Il finit par se redresser et reprit sa course sans se soucier de son pantalon en velours côtelé déchiré au niveau des genoux ni des égratignures superficielles sur la paume de ses mains. Il déboucha de la contre-allée au moment où l’un des SUV effectuait un savant tête-à-queue pour refermer le passage. Logan ne put retenir un cri au contact de la carrosserie qui lui frôla la cuisse. Il prit instinctivement appui sur le haillon et se propulsa vers la dernière rue qui le séparait encore de son but. Ses poumons le brûlaient et il sentait que ses muscles ne tarderaient plus à se tétaniser pour exprimer leur mécontentement d’être si soudainement sollicités.
Derrière lui, les trois voitures manœuvraient pour se réaligner et sonner l’hallali.
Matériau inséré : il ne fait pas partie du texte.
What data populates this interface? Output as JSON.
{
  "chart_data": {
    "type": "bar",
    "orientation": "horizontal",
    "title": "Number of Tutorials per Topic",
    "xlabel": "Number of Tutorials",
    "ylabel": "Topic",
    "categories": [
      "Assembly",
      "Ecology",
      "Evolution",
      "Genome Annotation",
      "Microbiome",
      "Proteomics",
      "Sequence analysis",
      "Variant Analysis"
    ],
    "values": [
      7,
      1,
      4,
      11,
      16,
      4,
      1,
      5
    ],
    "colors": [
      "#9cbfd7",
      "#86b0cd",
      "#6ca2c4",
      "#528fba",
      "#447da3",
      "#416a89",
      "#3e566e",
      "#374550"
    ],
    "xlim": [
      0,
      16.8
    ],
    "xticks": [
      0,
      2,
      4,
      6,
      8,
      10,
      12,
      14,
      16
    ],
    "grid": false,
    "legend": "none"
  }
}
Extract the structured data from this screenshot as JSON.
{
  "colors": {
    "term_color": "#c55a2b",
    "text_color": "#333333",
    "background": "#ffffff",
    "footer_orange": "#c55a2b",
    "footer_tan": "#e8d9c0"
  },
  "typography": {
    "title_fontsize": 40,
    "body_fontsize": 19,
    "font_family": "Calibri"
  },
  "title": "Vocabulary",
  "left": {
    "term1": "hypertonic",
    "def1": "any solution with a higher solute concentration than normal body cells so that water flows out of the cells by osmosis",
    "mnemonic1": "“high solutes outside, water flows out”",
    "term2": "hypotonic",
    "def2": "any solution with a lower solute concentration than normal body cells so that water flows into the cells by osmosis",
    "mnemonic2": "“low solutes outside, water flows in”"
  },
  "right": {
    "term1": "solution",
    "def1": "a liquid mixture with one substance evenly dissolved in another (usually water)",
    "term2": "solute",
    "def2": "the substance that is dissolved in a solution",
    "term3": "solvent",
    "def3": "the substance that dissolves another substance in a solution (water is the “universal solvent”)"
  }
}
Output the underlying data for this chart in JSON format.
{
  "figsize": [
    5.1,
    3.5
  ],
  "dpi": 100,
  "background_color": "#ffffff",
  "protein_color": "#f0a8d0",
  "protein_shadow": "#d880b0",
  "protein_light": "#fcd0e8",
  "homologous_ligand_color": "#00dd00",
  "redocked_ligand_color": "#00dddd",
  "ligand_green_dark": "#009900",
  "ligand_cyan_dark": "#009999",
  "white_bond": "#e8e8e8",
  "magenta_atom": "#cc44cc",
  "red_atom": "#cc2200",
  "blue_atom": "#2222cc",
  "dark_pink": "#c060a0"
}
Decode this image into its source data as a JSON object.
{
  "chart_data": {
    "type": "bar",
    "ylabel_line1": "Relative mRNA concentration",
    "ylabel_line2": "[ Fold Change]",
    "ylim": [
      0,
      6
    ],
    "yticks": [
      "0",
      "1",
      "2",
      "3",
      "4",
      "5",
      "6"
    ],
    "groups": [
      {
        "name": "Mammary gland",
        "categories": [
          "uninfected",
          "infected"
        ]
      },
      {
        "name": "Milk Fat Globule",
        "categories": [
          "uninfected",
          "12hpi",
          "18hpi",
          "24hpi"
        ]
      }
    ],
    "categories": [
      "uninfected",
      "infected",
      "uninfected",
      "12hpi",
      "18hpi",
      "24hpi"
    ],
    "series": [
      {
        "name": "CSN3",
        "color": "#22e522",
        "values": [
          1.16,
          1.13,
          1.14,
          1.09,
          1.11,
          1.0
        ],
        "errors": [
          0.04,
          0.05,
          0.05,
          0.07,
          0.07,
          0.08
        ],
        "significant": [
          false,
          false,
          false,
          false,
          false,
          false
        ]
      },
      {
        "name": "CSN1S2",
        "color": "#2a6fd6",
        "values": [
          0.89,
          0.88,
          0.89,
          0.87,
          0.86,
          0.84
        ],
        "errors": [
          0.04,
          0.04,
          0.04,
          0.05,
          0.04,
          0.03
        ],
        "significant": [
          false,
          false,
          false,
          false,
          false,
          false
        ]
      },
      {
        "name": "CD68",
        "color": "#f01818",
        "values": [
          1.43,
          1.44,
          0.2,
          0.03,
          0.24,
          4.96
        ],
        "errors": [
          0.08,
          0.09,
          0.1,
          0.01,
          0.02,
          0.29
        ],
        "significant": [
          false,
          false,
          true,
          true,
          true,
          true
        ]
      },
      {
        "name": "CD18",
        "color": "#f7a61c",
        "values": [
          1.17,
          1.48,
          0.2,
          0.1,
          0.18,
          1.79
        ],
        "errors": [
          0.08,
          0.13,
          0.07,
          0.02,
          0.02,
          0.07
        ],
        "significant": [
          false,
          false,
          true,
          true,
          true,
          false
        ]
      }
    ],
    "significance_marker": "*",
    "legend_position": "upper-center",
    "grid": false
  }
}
Logan traversa la chaussée et prit pied sur un terre-plein poussiéreux. Il réalisa avec fatalisme que les lourds 4x4 n’auraient même pas à ralentir pour le suivre. Son ombre, projetée devant lui par les phares, lui confirma bientôt son appréhension. Les premiers arbres se profilaient encore à plus de trente mètres, si proches, et à la fois si loin avec les trois bolides lancés sur ses talons.
Les poumons en feu, Logan donna tout ce qui lui restait. Si seulement il pouvait atteindre la protection de la forêt. Il connaissait cette parcelle par cœur, il adorait passer à travers ce bois pour rejoindre les installations qui abritaient ses instruments de mesure deux kilomètres plus au nord. À pied et de nuit, il bénéficierait de l’avantage du terrain.
Il sauta un talus en ahanant, soudain désorienté. Ses tempes battaient, ses oreilles bourdonnaient, un voile rouge descendait sur ses yeux. Pas assez d’oxygène… Il secoua la tête pour reprendre ses esprits. Il sentit avec une acuité extrême le souffle chaud d’un moteur contre ses mollets. Son cœur allait exploser dans sa poitrine, mais il n’avait pas le droit d’abandonner, le monde devait savoir…
Au bord de l’évanouissement, il se jeta en avant entre les premiers troncs.